Le Conseil d’Etat ne pouvait plus désormais reculer, mais ces années d’attente n’avaient fait qu’augmenter la misère des vignerons [10] et exaspérer les esprits ; aussi le travail était-il rendu de plus en plus difficile ; ainsi s’explique le long délai qui sépare cette dernière loi de la promulgation des divers décrets. Nous verrons l’assemblée administrative suivre diverses fluctuations ; si elle passe avec raison pour offrir des garanties sérieuses, et peut être ainsi considérée par les pays étrangers comme un modèle, elle ne peut cependant atteindre l’idéal et l’infaillibilité. Aussi, lorsque le sénateur Riou exprima là crainte de voir le Conseil d’Etat se tromper, le Ministre promit d’examiner les réclamations qui seraient formulées, et, dans le cas où elles lui apparaîtraient fondées, de demander un nouvel examen et éventuellement des modifications. C’est dans cet esprit qu’il fut convenu que les projets de décrets ne seraient promulgués qu’après un certain délai destiné à permettre aux intéressés d’exercer un dernier recours. Mais cela ne suffit même pas, et, pour la Champagne et la Gironde, le Conseil d’Etat opéra de véritables révisions.

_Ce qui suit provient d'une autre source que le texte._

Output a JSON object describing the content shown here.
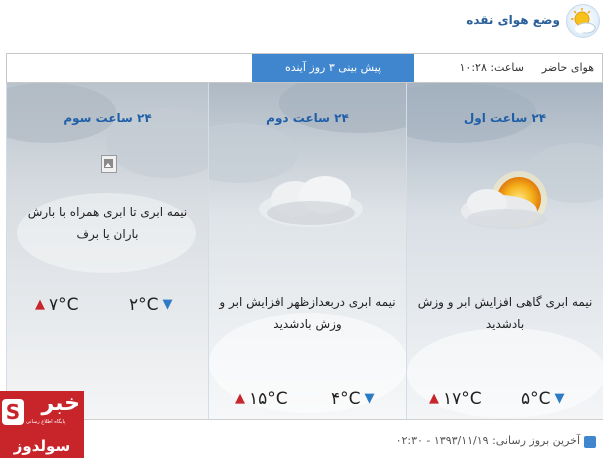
{
  "header": {
    "title": "وضع هوای نقده",
    "icon": "sun-cloud-icon"
  },
  "tabs": {
    "current": "هوای حاضر",
    "time": "ساعت: ۱۰:۲۸",
    "forecast": "پیش بینی ۳ روز آینده"
  },
  "panels": [
    {
      "title": "۲۴ ساعت اول",
      "description": "نیمه ابری گاهی افزایش ابر و وزش بادشدید",
      "high": "۱۷°C",
      "low": "۵°C",
      "icon": "partly-cloudy-sun-icon"
    },
    {
      "title": "۲۴ ساعت دوم",
      "description": "نیمه ابری دربعدازظهر افزایش ابر و وزش بادشدید",
      "high": "۱۵°C",
      "low": "۴°C",
      "icon": "cloud-icon"
    },
    {
      "title": "۲۴ ساعت سوم",
      "description": "نیمه ابری تا ابری همراه با بارش باران یا برف",
      "high": "۷°C",
      "low": "۲°C",
      "icon": "broken-image-icon"
    }
  ],
  "footer": {
    "text": "آخرین بروز رسانی: ۱۳۹۳/۱۱/۱۹ - ۰۲:۳۰",
    "icon": "info-icon"
  },
  "watermark": {
    "news": "خبر",
    "brand": "سولدوز",
    "tagline": "پایگاه اطلاع رسانی"
  },
  "colors": {
    "accent": "#3f86cf",
    "title_blue": "#1f5fa8",
    "high_arrow": "#c8252b",
    "low_arrow": "#2d7bc5",
    "logo_red": "#c8252b"
  }
}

Nous avons vu les conclusions auxquelles était arrivée la Commission locale de la Champagne ; l’enquête technique s’occupa d’abord de déterminer quels étaient les caractères essentiels de la véritable vigne champenoise, et ensuite quels étaient les vignobles qui possédaient ces caractères. C’est en étudiant la nature du sol, du sous-sol, les cépages, le mode de plantation, le mode et les frais de culture, et le rendement à l’hectare que les délégués techniques arrivèrent à restreindre la Champagne Viticole aux trois arrondissements de Reims, Epernay, Châlons, au canton de Vitry, à partie de ceux de Heiltz-le-Maurupt, Château-Thierry et Soissons. — L’enquête aboutissait donc à l’exclusion complète de l’Aube, malgré les titres quelle avait cru pouvoir faire valoir ; mais le Conseil d’Etat ne jugea pas devoir en tenir compte. MM. Toubeau et Ch. Blanc énoncent dans leur ouvrage "Les Fraudes Commerciales" les principes qui ont dicté cette décision : comme en matière de nom, ce sont les usages qui doivent régir la question :
II parât au Conseil d’Etat qu’il n’y avait aucun lien, ni de fait ni de droit, entre la production du véritable vin de Champagne, et l’affirmation que tel ou tel territoire a pu faire partie, soit des états des comtes de Champagne, soit de l’ancienne province de Champagne. Ce n’est ni une question de géographie, ni un problème d’histoire qu’il faut résoudre ; il ne s’agit pas de fixer, en remontant dans la suite des siècles, les limites parfois incertaines et si souvent modifiées de l’ancien comté de Champagne, mais bien de déterminer par des signes certains et actuels, en s’éclairant de la carte géologique d’une part, sur quels territoires sont situés les vrais crus de Champagne, et d’autre part, quels sont les vins qui, en vertu d’usages locaux, constants, peuvent légitimement servir aux coupages traditionnels dans la fabrication du Champagne et ont, par suite, comme les vrais crus de Champagne, un droit exclusif à l’appellation régionale ».
Le Gouvernement accepta les propositions du Conseil d’Etat, et après plus de trois ans d’attente, fut enfin rendu le décret du 17 décembre 1908, (Journal Officiel du 4 janvier 1909). Les limites de la Champagne viticole étaient celles-là mêmes qui avaient été proposées par la Commission d’enquête technique . [11]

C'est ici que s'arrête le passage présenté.